Сомс резко взглянул на ее улыбающееся лицо.
– Почему?
– Ой, не знаю! Куропатки из Липпингхолла, папа.
Сомс потянул носом.
– Мало повисели. Ножки куропатки должны быть куда сочней.
– Да, я говорила кухарке, но у нее свой взгляд на вещи.
– А в хлебном соусе должно быть чуть побольше лука. Викторианство, подумаешь! Он, верно, и меня назвал бы викторианцем!
– А разве это не так, папа?
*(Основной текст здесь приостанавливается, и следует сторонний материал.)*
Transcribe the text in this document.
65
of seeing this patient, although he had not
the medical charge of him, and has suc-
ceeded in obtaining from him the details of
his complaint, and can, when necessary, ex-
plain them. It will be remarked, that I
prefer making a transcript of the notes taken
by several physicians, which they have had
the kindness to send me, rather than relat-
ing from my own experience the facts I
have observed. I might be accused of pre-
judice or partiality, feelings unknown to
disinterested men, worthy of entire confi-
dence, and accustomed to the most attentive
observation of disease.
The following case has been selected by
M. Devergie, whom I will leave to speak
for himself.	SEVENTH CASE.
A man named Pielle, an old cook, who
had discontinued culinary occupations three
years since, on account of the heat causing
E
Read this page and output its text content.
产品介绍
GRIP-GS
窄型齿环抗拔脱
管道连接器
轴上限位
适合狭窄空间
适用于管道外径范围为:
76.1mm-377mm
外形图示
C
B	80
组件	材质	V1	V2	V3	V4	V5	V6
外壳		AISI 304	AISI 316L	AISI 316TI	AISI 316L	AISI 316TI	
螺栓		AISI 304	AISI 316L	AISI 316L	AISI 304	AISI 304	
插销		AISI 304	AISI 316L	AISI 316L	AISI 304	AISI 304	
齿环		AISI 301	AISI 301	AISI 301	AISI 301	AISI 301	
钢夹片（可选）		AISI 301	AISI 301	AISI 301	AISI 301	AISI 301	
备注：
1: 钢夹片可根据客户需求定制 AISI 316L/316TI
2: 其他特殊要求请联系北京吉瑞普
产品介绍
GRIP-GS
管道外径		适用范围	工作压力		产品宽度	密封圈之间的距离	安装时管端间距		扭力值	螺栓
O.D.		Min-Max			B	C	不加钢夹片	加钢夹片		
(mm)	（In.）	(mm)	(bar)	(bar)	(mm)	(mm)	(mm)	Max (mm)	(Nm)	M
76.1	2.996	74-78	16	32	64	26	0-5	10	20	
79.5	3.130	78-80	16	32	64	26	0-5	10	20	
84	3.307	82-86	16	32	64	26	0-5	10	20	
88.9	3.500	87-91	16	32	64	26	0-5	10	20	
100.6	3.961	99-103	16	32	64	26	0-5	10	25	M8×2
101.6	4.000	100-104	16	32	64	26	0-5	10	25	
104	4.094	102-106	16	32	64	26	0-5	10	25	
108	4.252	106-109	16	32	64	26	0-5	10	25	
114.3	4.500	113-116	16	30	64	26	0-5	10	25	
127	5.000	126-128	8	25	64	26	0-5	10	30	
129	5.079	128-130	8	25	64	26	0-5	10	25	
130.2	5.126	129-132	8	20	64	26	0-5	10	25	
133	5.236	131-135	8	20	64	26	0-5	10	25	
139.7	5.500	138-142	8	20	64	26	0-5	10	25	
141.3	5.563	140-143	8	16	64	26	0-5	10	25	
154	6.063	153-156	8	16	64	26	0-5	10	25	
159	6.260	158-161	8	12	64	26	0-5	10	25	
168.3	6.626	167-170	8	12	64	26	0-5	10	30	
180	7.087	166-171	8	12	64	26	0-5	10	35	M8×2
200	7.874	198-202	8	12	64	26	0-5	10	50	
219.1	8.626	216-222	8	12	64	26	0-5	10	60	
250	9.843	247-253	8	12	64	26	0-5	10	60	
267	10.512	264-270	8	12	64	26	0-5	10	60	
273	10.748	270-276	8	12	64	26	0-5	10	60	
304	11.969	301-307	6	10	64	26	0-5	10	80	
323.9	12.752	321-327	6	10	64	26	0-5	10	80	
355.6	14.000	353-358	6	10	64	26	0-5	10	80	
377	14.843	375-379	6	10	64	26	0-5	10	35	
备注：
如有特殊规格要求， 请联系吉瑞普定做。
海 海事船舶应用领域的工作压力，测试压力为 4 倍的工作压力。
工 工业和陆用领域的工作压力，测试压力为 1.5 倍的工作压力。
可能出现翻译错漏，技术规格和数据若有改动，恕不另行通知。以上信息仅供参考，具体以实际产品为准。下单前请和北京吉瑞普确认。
Ты сорок шесть лет при ней прожил.
– Прожил двадцать пять без нее и еще проживу.
– Долго, долго проживешь, – мягко сказала Флер.
– Ну, это вряд ли.
– Нет, непременно! Но я рада, что ты не считаешь себя викторианцем. Я их не люблю:
слишком много на себя надевали.
– Не скажи.
– Во всяком случае, завтра ты будешь в царствовании Георга.
– Да, – сказал Сомс. – Там, говорят, есть кладбище. Кстати, я купил место на нашем кладбище, в углу. Чего еще искать лучшего? Твоя мать, верно, захочет, чтобы ее отвезли хоронить во Францию.
– Кокер, налейте мистеру Форсайту хереса.
Сомс не спеша понюхал.
– Это еще из вин моего деда. Он дожил до девяноста лет.
Если они с Джоном доживут до девяноста лет, так никто и не узнает?.. В десять часов, коснувшись губами его носа, она ушла к себе.
– Я устала, папа; а тебе завтра предстоит длинный день. Спокойной ночи, милый!
Счастье, что завтра он будет в царствовании Георга!